This package contains libraries and scripts for reproducing the results described in Zhou Z, Kearnes S, Li L, Zare RN, Riley P. Optimization of Molecules via Deep Reinforcement Learning; http://arxiv.org/abs/1810.08678.
The main library functions, such as the MDP definition in
chemgraph/mcts/molecules.py
, are of primary interest.
Note that this implementation of the MDP has certain limitations, including (but not limited to):
- No support for modification of aromatic bonds. This includes bonds that are perceived as aromatic during parsing of the initial state.

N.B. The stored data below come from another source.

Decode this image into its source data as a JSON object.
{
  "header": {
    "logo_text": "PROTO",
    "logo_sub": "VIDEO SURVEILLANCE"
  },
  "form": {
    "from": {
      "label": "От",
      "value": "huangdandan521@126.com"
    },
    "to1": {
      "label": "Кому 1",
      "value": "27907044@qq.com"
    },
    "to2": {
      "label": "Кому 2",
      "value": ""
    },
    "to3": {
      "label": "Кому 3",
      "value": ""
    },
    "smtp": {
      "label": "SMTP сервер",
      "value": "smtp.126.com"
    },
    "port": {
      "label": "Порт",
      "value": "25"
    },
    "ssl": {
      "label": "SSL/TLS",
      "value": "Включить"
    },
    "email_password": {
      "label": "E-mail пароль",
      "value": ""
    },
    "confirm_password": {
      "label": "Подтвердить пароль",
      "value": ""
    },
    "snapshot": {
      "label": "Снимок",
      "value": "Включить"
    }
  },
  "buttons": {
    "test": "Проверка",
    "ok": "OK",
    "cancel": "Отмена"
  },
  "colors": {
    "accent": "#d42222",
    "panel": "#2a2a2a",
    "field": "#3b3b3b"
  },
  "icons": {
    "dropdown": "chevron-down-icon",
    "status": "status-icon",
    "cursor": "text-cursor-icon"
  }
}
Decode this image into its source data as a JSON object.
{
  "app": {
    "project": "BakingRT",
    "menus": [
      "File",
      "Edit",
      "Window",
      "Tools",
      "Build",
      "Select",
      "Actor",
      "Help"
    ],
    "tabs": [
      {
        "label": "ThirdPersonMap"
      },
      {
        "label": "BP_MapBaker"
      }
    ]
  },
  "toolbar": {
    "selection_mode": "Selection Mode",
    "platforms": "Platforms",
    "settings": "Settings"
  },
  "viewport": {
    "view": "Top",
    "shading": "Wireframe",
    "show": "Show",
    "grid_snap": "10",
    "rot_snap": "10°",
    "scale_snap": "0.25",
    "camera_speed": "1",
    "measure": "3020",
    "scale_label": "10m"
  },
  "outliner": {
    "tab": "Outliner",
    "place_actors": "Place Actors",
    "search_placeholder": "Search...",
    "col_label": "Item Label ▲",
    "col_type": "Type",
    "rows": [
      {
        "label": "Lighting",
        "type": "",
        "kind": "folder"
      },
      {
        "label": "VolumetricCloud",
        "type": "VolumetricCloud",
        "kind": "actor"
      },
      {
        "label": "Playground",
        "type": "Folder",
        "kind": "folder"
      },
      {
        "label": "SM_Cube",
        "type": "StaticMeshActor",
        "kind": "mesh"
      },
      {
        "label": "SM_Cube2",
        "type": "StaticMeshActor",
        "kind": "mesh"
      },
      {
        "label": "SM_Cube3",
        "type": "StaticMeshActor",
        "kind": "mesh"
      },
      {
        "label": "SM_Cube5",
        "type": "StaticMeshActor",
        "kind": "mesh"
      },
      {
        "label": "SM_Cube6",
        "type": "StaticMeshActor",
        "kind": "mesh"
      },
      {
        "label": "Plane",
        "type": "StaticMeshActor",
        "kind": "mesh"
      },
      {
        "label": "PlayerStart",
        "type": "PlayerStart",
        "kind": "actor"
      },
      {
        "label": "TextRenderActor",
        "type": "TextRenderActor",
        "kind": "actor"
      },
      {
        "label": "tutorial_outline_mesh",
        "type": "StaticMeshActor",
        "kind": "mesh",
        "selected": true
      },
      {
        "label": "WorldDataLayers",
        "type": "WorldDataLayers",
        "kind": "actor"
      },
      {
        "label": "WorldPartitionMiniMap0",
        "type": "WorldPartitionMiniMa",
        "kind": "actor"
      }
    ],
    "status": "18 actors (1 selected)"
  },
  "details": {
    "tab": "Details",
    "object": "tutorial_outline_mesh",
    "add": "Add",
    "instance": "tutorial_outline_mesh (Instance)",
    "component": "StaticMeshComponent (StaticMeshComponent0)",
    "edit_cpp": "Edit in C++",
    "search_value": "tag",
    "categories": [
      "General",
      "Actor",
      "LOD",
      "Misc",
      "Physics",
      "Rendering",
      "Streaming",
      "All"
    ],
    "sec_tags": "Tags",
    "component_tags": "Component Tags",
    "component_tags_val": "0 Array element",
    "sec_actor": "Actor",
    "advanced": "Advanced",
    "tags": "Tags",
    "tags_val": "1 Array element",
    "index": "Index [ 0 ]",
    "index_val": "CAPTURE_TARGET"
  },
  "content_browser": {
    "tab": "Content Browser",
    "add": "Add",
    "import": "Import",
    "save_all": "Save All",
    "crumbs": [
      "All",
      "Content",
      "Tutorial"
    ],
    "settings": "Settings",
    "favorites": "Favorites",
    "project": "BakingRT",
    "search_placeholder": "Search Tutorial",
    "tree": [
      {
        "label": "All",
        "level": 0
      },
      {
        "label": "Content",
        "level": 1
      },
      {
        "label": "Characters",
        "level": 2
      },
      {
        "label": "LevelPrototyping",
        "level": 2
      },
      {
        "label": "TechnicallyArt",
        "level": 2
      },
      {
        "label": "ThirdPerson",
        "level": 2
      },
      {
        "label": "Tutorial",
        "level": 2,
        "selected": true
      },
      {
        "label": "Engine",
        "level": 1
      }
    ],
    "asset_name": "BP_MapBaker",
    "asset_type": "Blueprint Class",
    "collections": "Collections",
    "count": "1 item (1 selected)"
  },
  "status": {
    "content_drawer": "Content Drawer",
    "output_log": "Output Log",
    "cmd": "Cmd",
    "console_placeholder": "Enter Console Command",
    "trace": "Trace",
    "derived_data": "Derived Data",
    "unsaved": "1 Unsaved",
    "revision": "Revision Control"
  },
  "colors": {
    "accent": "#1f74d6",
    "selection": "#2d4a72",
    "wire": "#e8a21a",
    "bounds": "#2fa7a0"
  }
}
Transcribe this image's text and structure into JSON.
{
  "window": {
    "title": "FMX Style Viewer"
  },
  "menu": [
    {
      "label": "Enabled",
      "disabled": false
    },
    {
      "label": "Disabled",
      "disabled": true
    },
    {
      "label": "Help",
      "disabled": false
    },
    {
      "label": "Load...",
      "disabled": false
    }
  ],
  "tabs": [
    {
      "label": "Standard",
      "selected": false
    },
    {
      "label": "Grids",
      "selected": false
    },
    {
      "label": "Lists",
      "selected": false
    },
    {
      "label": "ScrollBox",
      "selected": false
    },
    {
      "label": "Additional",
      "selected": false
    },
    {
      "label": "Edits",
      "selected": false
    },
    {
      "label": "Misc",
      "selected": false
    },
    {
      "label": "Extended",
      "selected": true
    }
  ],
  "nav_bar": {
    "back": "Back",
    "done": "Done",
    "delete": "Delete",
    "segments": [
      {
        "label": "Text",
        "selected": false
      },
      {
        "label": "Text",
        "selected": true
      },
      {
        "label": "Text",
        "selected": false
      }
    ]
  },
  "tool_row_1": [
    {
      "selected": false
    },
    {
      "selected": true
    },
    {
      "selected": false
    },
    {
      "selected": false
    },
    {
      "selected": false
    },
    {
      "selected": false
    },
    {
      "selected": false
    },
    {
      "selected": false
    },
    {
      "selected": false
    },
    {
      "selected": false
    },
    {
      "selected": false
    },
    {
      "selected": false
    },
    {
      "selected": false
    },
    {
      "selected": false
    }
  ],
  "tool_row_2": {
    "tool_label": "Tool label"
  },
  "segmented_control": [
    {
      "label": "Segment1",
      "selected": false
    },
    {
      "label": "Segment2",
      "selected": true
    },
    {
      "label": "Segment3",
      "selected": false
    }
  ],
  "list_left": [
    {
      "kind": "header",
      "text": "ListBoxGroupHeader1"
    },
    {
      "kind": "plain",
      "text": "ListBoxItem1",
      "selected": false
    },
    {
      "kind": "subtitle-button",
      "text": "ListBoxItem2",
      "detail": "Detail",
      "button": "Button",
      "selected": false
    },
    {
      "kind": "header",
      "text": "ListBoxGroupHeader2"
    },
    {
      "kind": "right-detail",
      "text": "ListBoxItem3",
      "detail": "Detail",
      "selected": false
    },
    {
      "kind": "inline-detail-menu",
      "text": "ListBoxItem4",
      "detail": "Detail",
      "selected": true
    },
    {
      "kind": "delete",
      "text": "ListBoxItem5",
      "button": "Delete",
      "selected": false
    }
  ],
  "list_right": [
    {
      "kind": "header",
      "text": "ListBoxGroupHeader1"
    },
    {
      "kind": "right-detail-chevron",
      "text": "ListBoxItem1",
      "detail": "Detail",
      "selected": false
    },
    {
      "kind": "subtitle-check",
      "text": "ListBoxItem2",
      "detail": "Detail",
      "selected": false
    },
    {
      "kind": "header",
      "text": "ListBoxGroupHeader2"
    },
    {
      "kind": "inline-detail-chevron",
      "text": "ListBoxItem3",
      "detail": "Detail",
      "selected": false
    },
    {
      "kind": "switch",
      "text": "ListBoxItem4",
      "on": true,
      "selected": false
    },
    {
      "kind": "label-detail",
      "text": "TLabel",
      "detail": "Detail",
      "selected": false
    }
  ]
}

- No support for multiple atom oxidation states. For example, it is not currently possible to generate CS(=O)C from an empty initial state, since the default oxidation state of sulfur is 2 and the MDP actions are based on the available valence without considering alternate oxidation states.
See the paper for additional details.
Here are the commands to produce the experimental results:
git clone https://github.com/rdkit/rdkit
cp -R ./rdkit/Contrib/SA_Score ./chemgraph/dqn/py
export OUTPUT_DIR="./save"
python optimize_qed.py --model_dir=${OUTPUT_DIR} --hparams="./configs/naive_dqn.json"
python optimize_qed.py --model_dir=${OUTPUT_DIR} --hparams="./configs/bootstrap_dqn_step1.json"
python optimize_qed.py --model_dir=${OUTPUT_DIR} --hparams="./configs/bootstrap_dqn_step2.json"
python optimize_logp.py --model_dir=${OUTPUT_DIR} --hparams="./configs/naive_dqn.json"
python optimize_logp.py --model_dir=${OUTPUT_DIR} --hparams="./configs/bootstrap_dqn_step1.json"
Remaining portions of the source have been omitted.